Então, essa dimensão da identificação, ela pode ter um efeito sobre o comportamento não de maneira imediata, mas de uma maneira mediata, mas isso sem considerar essa relação, de uma maneira mecânica, que me parece uma forma simplista... Essas novas formas de programas que se apresentam hoje, do ponto de vista da cena subjetiva, me parecem muito mais preocupantes, por exemplo: esses programas tipo reality show, esses eu acho que têm um impacto sobre a subjetividade muito mais intenso e muito mais violento, porque você está vendo na televisão personagens que são do seu cotidiano, você pode localizar alguém que pode ser parecido com seu pai, com seu irmão, com seu vizinho, com seu tio, pessoas que fazem parte de seu mundo. Nesses programas se alimenta uma espécie de ética rivalitária, competitiva, em função de um prêmio. No caso aí da TV Globo, dimensões muito perversas da rivalidade, da competição humana são alimentadas e são valorizadas, pelo fato de que são mostradas meia hora, vinte minutos, todos os dias na televisão. Isso eu acho que tem um efeito muito mais nefasto, muito mais violento sobre os espectadores, até mesmo porque aí há a abolição dessa fronteira entre o privado e o público, entre a intimidade e mesmo a privacidade, o privado começa a se apagar.

Salto – COMO ESSA QUESTÃO DO QUE É PÚBLICO E PRIVADO ESTÁ PRESENTE NA VIDA DAS PESSOAS?

Eu acho que o efeito da televisão, na vida dos artistas – as revistas tipo Caras são um exemplo paradigmático disso – estimulam a curiosidade sobre a vida dos artistas, entram na cena imaginária da subjetividade das pessoas.
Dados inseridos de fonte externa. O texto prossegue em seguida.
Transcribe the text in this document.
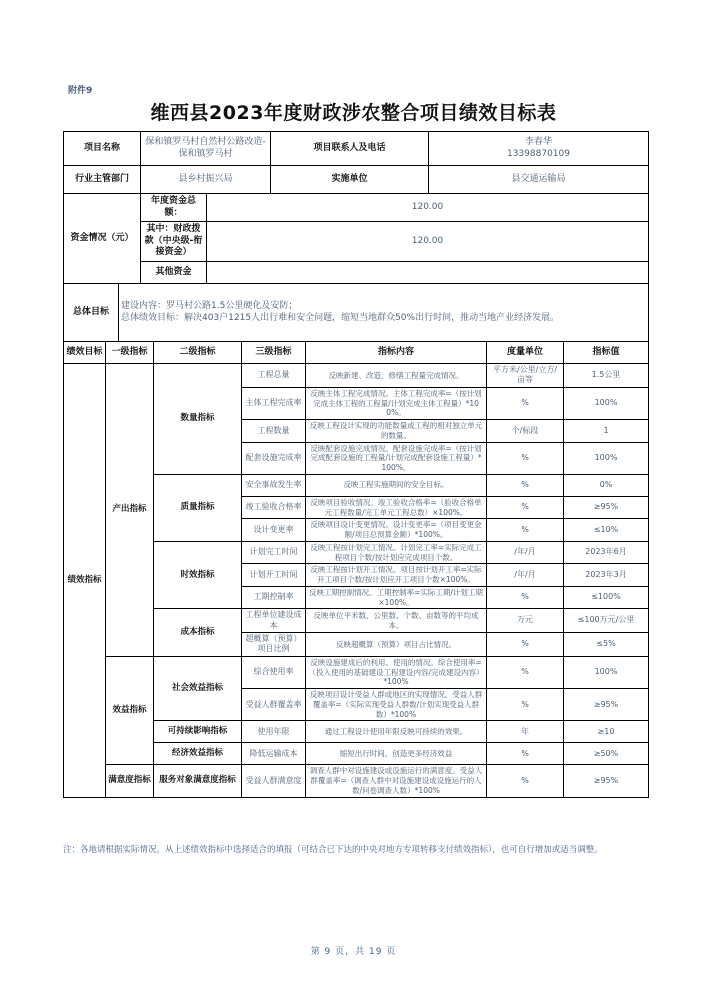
附件9
维西县2023年度财政涉农整合项目绩效目标表
项目名称	保和镇罗马村自然村公路改造-保和镇罗马村	项目联系人及电话	李春华
13398870109

行业主管部门	县乡村振兴局	实施单位	县交通运输局
资金情况（元）	年度资金总额：	120.00
	其中：财政拨款（中央级-衔接资金）	120.00
	其他资金	
总体目标	
建设内容：罗马村公路1.5公里硬化及安防；
总体绩效目标：解决403户1215人出行难和安全问题，缩短当地群众50%出行时间，推动当地产业经济发展。
绩效目标	一级指标	二级指标	三级指标	指标内容	度量单位	指标值
绩效指标	产出指标	数量指标	工程总量	反映新建、改造、修缮工程量完成情况。	平方米/公里/立方/亩等	1.5公里
			主体工程完成率	反映主体工程完成情况。主体工程完成率=（按计划完成主体工程的工程量/计划完成主体工程量）*100%。	%	100%
			工程数量	反映工程设计实现的功能数量或工程的相对独立单元的数量。	个/标段	1
			配套设施完成率	反映配套设施完成情况。配套设施完成率=（按计划完成配套设施的工程量/计划完成配套设施工程量）*100%。	%	100%
		质量指标	安全事故发生率	反映工程实施期间的安全目标。	%	0%
			竣工验收合格率	反映项目验收情况。竣工验收合格率=（验收合格单元工程数量/完工单元工程总数）×100%。	%	≥95%
			设计变更率	反映项目设计变更情况。设计变更率=（项目变更金额/项目总预算金额）*100%。	%	≤10%
		时效指标	计划完工时间	反映工程按计划完工情况。计划完工率=实际完成工程项目个数/按计划应完成项目个数。	/年/月	2023年6月
			计划开工时间	反映工程按计划开工情况。项目按计划开工率=实际开工项目个数/按计划应开工项目个数×100%。	/年/月	2023年3月
			工期控制率	反映工期控制情况。工期控制率=实际工期/计划工期×100%。	%	≤100%
		成本指标	工程单位建设成本	反映单位平米数、公里数、个数、亩数等的平均成本。	万元	≤100万元/公里
			超概算（预算）项目比例	反映超概算（预算）项目占比情况。	%	≤5%
	效益指标	社会效益指标	综合使用率	反映设施建成后的利用、使用的情况。综合使用率=（投入使用的基础建设工程建设内容/完成建设内容）*100%	%	100%
			受益人群覆盖率	反映项目设计受益人群或地区的实现情况。受益人群覆盖率=（实际实现受益人群数/计划实现受益人群数）*100%	%	≥95%
		可持续影响指标	使用年限	通过工程设计使用年限反映可持续的效果。	年	≥10
		经济效益指标	降低运输成本	缩短出行时间，创造更多经济效益	%	≥50%
	满意度指标	服务对象满意度指标	受益人群满意度	调查人群中对设施建设或设施运行的满意度。受益人群覆盖率=（调查人群中对设施建设或设施运行的人数/问卷调查人数）*100%	%	≥95%
注：各地请根据实际情况，从上述绩效指标中选择适合的填报（可结合已下达的中央对地方专项转移支付绩效指标），也可自行增加或适当调整。
第 9 页，共 19 页
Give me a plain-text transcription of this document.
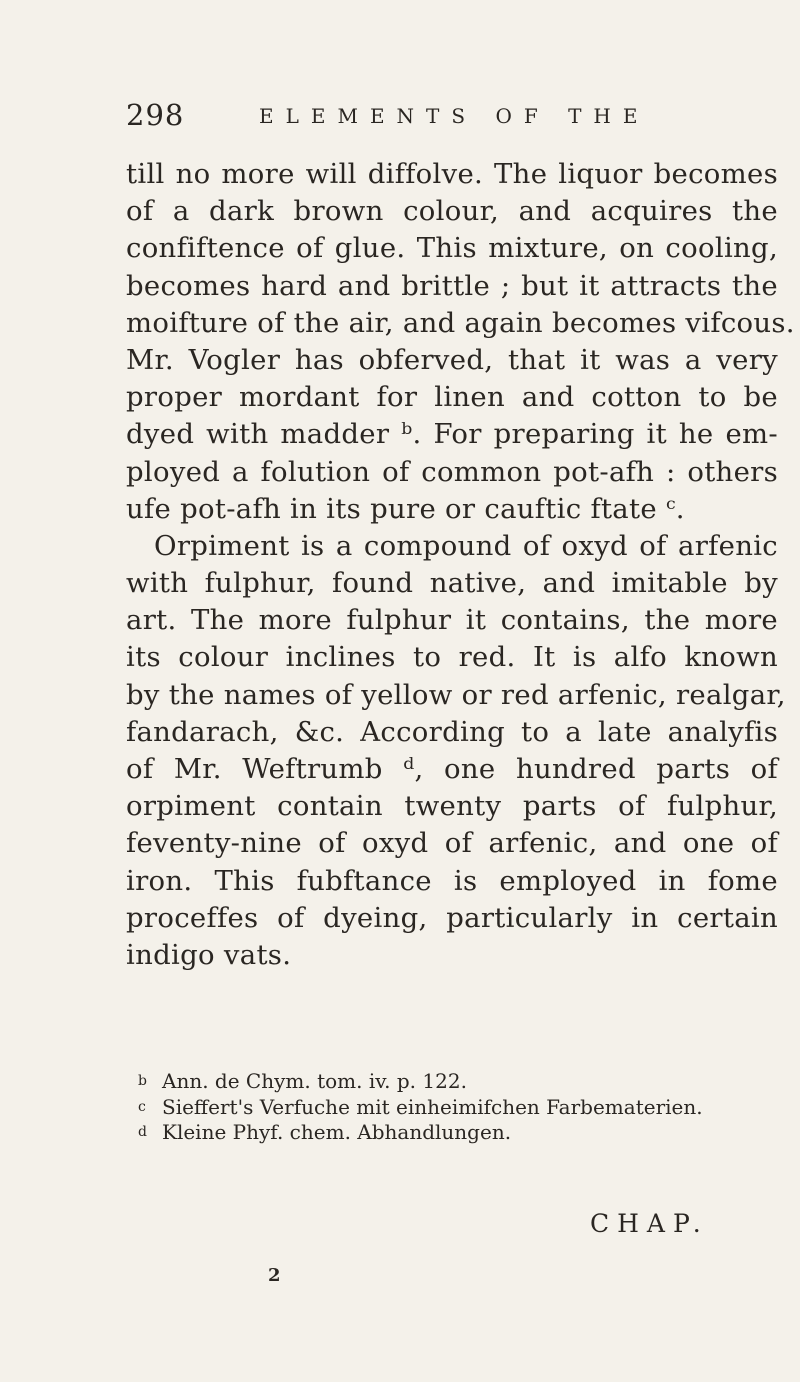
298	ELEMENTS OF THE
till no more will diffolve. The liquor becomes
of a dark brown colour, and acquires the
confiftence of glue. This mixture, on cooling,
becomes hard and brittle ; but it attracts the
moifture of the air, and again becomes vifcous.
Mr. Vogler has obferved, that it was a very
proper mordant for linen and cotton to be
dyed with madder ᵇ. For preparing it he em-
ployed a folution of common pot-afh : others
ufe pot-afh in its pure or cauftic ftate ᶜ.
Orpiment is a compound of oxyd of arfenic
with fulphur, found native, and imitable by
art. The more fulphur it contains, the more
its colour inclines to red. It is alfo known
by the names of yellow or red arfenic, realgar,
fandarach, &c. According to a late analyfis
of Mr. Weftrumb ᵈ, one hundred parts of
orpiment contain twenty parts of fulphur,
feventy-nine of oxyd of arfenic, and one of
iron. This fubftance is employed in fome
proceffes of dyeing, particularly in certain
indigo vats.
b Ann. de Chym. tom. iv. p. 122.
c Sieffert's Verfuche mit einheimifchen Farbematerien.
d Kleine Phyf. chem. Abhandlungen.
CHAP.
2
Não podemos perder de vista que nós vivemos numa cultura performática, aquilo que se denomina filosófica e sociologicamente como sociedade do espetáculo. Uma sociedade do espetáculo, onde eu sou aquilo que eu mostro ser (...), o que de verdade eu sou não importa, o que importa é o que eu aparento ser numa cena, sempre numa cena, onde você tem a disseminação disso, através de uma imagem, seja jornalística, televisiva ou cinematográfica, etc. E o artista, no caso, ele é o paradigma do sujeito performaticamente bem sucedido. Então, essa espécie de voyeurismo a respeito do artista, o artista que faz sucesso, de como é a vida dele, como são os hábitos dele, como são as escolhas, qual é a comida que ele come, quais são as mulheres ou os homens que escolhe, é uma imagem de sucesso dessa performance, com a qual as pessoas, de uma maneira inconsciente, querem se identificar, como se isso fosse uma fórmula de espetáculo e de sucesso. Então os artistas são particularmente figuras paradigmáticas da nossa contemporaneidade, enquanto modelos de identificação subjetiva, que é como se eles fossem os cidadãos que tivessem dado certo, isto é, são bonitos, têm sucesso, conhecem belas mulheres ou belos homens, enriquecem, enfim, todos os signos do “self made man”– da pessoa bem-sucedida, que a cultura do espetáculo promove como sendo os heróis da nossa contemporaneidade.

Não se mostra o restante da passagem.